In contrast to solid organ cancers (such as cancer in the liver, lung, and brain) cancer can also develop in blood-forming cells. These cancers are referred to as leukemias or lymphomas. Leukemia refers to cancer of blood forming cells such as red blood cells, platelets, and plasma cells. Lymphomas are a subset of leukemias, primarily involving white blood cells, in which the cancerous cells originated in, or are associated with, the lymph system and lymph organs (e.g.

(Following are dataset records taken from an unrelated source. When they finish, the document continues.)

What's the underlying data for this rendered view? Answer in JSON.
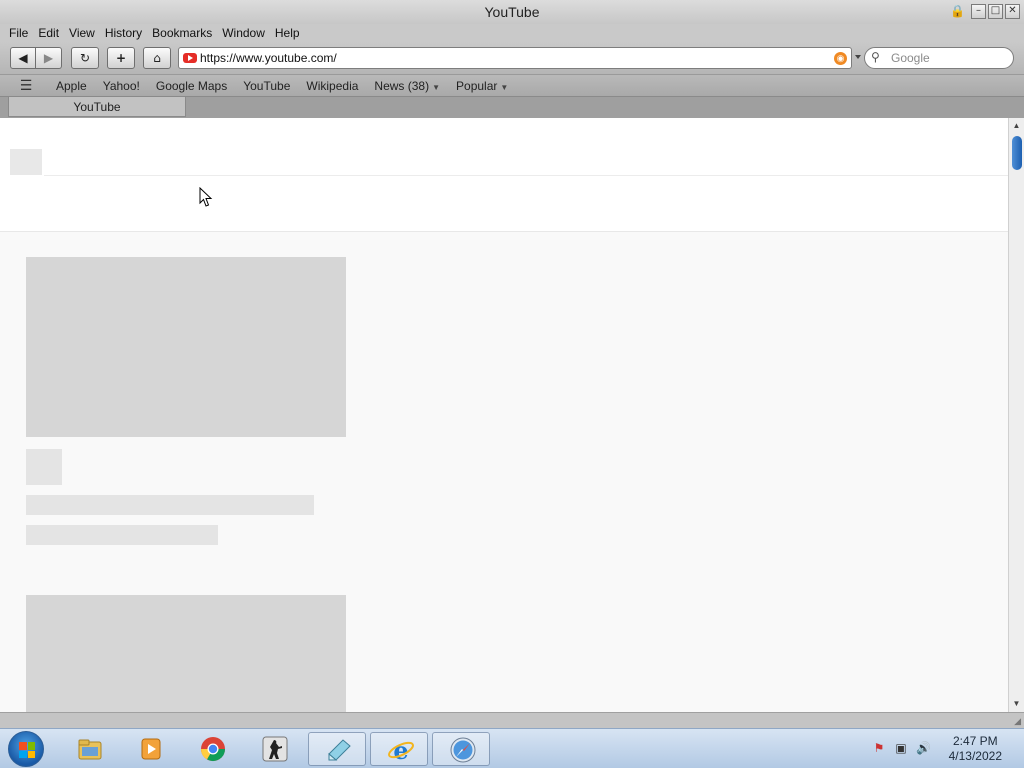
{
  "window": {
    "title": "YouTube",
    "controls": {
      "minimize": "–",
      "maximize": "□",
      "close": "✕"
    }
  },
  "menu": [
    "File",
    "Edit",
    "View",
    "History",
    "Bookmarks",
    "Window",
    "Help"
  ],
  "toolbar": {
    "back_glyph": "◀",
    "forward_glyph": "▶",
    "reload_glyph": "↻",
    "add_glyph": "+",
    "home_glyph": "⌂",
    "url": "https://www.youtube.com/",
    "search_placeholder": "Google",
    "search_glyph": "⚲"
  },
  "bookmarks": {
    "items": [
      "Apple",
      "Yahoo!",
      "Google Maps",
      "YouTube",
      "Wikipedia",
      "News (38)",
      "Popular"
    ],
    "dropdown_items": [
      "News (38)",
      "Popular"
    ],
    "book_glyph": "📖"
  },
  "tabs": [
    {
      "label": "YouTube",
      "active": true
    }
  ],
  "taskbar": {
    "apps": [
      {
        "name": "windows-explorer",
        "active": false
      },
      {
        "name": "media-player",
        "active": false
      },
      {
        "name": "chrome",
        "active": false
      },
      {
        "name": "counter-strike",
        "active": false
      },
      {
        "name": "notepad",
        "active": true
      },
      {
        "name": "internet-explorer",
        "active": true
      },
      {
        "name": "safari",
        "active": true
      }
    ],
    "clock": {
      "time": "2:47 PM",
      "date": "4/13/2022"
    }
  },
  "colors": {
    "youtube_red": "#e52d27",
    "rss_orange": "#f08a24",
    "placeholder_gray": "#d6d6d6",
    "scroll_thumb": "#2b6fc0"
  }
}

T-lymphocytes in the lymph nodes, spleen, or thymus).
In 1999 over 1.1 million people were newly diagnosed with 23 different types of cancer. The vast majority of these cases (˜75%) involved cancers of the prostate, breast, lung, colon, or urinary tract, or non-Hodgkin's lymphoma. Among the most fatal cancers are pancreatic, liver, esophageal, lung, stomach, and brain cancers, having up to 96% mortality rates depending on the specific cancer. In all, some 23 different types of cancer are expected to kill over 86,000 people each year.
Most cancers are treated with one or a combination therapies consisting of surgery, radiation therapy, chemotherapy, hormone therapy, and/or biological therapy. These five therapeutic modes are either local or systemic treatment strategies. Local treatments affect cancer cells in the tumor and immediately adjacent areas (for example, surgical tumor removal is a local treatment as are most radiation treatments). In contrast, systemic treatments travel through the bloodstream, and reach cancer and other cells all over the body. Chemotherapy, hormone therapy, and biological therapy are examples of systemic treatments.
Whether systemic or local, it is often difficult or impossible to protect healthy cells from the harmful effects of cancer treatment; healthy cells and tissues are inevitably damaged in the process of treating the cancerous cells. Damage and disruption of the normal functioning of healthy cells and tissues often produces the undesirable side effects experienced by patients undergoing cancer treatment.
Recombinant polypeptides and polynucleotides derived from naturally occurring molecules, as well as antibodies specifically targeted to these molecules, used alone or in conjunction with other existing therapies, hold great promise as improved therapeutic agents for the treatment of neoplastic disorders. Currently, most biological therapy can be classified as immunotherapy because these treatments often use naturally occurring molecules to assist the body's immune system in fighting the disease or in protecting the body from side effects of other cancer treatment(s). Among the most commonly used compounds in biological therapies are proteins called cytokines (e.g. interferons, interleukins, and colony stimulating factors) and monoclonal antibodies (targeted to particular cancer cells). Side effects caused by these commonly used biological therapies range from flu-like symptoms (chills, fever, muscle aches, weakness, loss of appetite, nausea, vomiting, and diarrhea) to rashes, swelling, easy bruising, or bleeding.
The discovery of human secreted proteins associated with initiation, progression, characterization, and/or distinction of neoplastic diseases (including antibodies that immunospecifically bind these polypeptides), satisfies a need in the art by providing new compositions useful in the detection, prevention, diagnosis, treatment, prevention, prognosis, and treatment of hyperproliferative disorders.